Opening track “Rag Apple Blossoms” sets the scene with an ambling alt-country feel. Steel guitar flows into snare played with brushes, and Ammons’ tenor is slightly hoarse, slightly rough. Paired with a soft soprano (both Beth Bombara and Reva Williams sings backup), the vocal infuses the song with a palpable wistfulness.
“Little Birds” is based on those same country beats and bittersweet guitar tones. Ammons’ palate is one of longing, space, memory cast in a rosy glow, coffee growing cold and shadows growing long. But he pairs these poignancies with sharp beats that prance against the emotional fragility of the songwriting.

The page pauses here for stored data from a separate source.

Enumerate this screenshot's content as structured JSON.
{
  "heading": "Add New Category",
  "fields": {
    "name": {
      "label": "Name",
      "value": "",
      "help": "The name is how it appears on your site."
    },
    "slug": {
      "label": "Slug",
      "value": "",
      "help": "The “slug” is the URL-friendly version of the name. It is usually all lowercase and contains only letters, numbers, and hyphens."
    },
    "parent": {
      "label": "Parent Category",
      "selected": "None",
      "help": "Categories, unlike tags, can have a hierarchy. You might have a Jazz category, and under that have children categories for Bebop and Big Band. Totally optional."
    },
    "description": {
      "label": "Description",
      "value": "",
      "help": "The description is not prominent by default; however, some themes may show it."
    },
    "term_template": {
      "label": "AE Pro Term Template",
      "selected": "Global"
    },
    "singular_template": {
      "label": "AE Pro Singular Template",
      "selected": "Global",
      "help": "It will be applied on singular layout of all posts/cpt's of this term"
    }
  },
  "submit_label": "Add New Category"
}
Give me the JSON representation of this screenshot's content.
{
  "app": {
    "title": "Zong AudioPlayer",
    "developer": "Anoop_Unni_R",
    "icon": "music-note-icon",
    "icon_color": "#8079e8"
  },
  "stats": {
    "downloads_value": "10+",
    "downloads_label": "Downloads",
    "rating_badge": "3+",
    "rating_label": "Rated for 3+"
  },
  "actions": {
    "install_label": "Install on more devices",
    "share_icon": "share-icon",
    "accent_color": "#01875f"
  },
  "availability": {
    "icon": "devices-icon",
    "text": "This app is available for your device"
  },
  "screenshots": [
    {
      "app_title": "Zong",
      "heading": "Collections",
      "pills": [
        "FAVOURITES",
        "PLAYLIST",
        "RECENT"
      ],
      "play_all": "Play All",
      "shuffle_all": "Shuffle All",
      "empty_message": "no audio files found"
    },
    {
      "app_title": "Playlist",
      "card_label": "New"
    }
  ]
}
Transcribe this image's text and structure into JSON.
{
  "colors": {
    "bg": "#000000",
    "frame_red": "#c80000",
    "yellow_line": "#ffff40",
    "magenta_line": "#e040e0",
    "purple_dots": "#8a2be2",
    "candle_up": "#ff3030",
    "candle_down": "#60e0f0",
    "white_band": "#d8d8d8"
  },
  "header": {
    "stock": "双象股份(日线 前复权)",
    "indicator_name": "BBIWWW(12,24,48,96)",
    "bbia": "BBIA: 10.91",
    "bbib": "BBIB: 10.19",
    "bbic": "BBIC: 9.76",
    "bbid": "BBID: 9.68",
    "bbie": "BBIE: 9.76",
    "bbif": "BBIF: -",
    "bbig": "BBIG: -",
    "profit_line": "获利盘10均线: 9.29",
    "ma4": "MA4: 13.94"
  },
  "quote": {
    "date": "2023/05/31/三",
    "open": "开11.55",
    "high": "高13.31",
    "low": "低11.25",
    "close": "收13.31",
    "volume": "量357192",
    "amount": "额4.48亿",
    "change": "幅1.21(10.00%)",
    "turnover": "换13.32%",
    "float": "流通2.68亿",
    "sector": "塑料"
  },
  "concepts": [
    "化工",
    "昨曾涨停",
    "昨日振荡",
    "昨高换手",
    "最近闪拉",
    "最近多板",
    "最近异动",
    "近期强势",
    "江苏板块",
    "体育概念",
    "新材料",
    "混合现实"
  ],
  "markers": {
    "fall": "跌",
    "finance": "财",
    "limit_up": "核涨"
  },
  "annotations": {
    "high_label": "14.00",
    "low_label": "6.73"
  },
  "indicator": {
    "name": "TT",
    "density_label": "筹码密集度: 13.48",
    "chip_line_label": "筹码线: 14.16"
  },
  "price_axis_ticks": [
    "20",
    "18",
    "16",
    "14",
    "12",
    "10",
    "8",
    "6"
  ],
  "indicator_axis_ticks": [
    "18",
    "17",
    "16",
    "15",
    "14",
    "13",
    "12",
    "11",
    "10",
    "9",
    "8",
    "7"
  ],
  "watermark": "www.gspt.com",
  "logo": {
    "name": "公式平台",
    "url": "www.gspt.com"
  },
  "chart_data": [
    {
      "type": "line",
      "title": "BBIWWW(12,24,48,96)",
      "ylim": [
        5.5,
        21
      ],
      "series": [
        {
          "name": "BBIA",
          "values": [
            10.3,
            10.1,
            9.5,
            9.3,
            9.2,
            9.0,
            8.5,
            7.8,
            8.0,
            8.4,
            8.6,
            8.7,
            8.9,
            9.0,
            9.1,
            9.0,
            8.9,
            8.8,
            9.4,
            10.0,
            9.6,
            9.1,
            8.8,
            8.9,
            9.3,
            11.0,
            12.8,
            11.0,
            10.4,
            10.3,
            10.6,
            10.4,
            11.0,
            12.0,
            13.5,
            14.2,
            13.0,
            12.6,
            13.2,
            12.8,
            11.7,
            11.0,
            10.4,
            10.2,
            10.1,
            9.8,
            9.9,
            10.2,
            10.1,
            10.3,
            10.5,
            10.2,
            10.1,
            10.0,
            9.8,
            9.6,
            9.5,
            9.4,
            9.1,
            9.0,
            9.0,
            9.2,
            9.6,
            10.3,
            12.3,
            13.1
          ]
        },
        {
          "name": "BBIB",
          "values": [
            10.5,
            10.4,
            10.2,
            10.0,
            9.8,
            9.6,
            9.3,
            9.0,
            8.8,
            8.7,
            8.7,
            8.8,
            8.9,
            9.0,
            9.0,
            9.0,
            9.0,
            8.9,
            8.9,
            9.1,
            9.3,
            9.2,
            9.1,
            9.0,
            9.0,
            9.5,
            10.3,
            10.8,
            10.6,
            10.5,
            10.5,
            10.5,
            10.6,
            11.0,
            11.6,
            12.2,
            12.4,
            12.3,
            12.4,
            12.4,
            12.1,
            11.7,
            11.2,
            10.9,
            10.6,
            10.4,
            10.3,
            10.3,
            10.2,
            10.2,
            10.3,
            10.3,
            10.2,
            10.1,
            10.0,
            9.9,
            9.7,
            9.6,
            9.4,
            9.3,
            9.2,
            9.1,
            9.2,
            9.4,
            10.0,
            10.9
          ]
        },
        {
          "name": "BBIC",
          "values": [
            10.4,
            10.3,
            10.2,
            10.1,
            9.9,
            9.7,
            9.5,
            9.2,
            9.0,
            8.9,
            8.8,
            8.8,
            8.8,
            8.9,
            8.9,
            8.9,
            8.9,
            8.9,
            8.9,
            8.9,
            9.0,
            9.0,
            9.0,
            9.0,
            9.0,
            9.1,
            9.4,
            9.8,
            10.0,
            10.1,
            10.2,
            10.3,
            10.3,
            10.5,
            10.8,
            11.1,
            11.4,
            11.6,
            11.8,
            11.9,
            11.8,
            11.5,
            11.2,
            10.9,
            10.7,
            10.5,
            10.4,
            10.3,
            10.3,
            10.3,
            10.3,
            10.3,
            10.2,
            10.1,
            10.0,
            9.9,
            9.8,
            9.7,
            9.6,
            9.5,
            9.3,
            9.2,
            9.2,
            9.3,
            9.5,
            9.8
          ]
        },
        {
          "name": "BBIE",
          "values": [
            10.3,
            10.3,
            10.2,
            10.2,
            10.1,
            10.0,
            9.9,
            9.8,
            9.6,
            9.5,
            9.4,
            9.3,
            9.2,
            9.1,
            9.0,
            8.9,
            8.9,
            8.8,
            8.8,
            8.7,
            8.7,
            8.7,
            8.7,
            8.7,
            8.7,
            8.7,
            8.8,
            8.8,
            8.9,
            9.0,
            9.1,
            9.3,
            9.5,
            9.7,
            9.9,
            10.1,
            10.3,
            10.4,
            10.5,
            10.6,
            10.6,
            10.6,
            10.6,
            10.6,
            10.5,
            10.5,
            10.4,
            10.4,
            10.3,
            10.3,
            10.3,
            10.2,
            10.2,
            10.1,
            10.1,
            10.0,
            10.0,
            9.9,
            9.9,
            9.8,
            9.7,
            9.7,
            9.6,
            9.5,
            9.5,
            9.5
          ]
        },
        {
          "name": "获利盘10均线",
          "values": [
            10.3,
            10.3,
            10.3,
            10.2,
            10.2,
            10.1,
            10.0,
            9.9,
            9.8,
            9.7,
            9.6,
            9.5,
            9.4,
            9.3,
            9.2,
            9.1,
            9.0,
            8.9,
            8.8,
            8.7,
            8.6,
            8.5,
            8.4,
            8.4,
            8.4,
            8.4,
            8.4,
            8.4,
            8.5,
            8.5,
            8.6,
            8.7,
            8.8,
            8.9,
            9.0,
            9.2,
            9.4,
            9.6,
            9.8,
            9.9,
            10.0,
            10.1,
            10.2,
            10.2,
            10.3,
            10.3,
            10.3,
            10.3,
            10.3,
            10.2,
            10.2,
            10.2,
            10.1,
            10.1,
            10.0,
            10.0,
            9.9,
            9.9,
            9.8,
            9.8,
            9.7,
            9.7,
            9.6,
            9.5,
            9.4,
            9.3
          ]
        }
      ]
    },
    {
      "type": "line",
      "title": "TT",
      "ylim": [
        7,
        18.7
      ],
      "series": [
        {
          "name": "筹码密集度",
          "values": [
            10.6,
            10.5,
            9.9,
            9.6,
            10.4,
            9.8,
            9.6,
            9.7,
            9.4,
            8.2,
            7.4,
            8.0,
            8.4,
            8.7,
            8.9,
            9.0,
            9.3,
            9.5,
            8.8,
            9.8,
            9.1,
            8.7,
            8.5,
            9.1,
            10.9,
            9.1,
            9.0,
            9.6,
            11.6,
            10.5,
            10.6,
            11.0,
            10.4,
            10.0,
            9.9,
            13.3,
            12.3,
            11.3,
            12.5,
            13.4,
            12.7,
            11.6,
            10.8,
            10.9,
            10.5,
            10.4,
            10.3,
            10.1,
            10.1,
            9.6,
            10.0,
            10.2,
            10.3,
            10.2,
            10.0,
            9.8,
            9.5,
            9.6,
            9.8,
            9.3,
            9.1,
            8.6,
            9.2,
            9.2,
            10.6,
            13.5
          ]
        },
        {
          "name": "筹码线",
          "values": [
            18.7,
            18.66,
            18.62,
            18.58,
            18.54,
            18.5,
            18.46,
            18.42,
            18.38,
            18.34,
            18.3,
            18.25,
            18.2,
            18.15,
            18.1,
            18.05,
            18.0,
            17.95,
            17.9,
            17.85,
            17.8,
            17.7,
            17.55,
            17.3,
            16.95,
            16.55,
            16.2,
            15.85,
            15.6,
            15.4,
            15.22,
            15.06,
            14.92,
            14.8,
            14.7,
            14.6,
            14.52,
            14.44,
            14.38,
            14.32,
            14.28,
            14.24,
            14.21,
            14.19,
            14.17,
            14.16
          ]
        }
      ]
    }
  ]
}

The beat slows for “It Kills Me Every Time.” Kick drum thumps into the sonic landscape, and the love-gone-wrong feel is stronger. There’s a litheness to the songwriting, a limber dance around cliche. Ammons manages to put to words those all-too-common human experiences (“It kills me every time you kiss his mouth,” he sings. “I pretend that I don’t know, but who am I fooling? Cause I know what you do when you leave town.”) in a way that doesn’t come across as stale.
The EP wraps with “I Want You,” which sways, all honky tonk and smoke. The steel guitar sings through its tears and this songs ambles and two-steps its way to its chorus. It’s constructed with radio-ready savvy and, even though it signifies too soon of an end for this album, it also shows just what Ammons is capable of.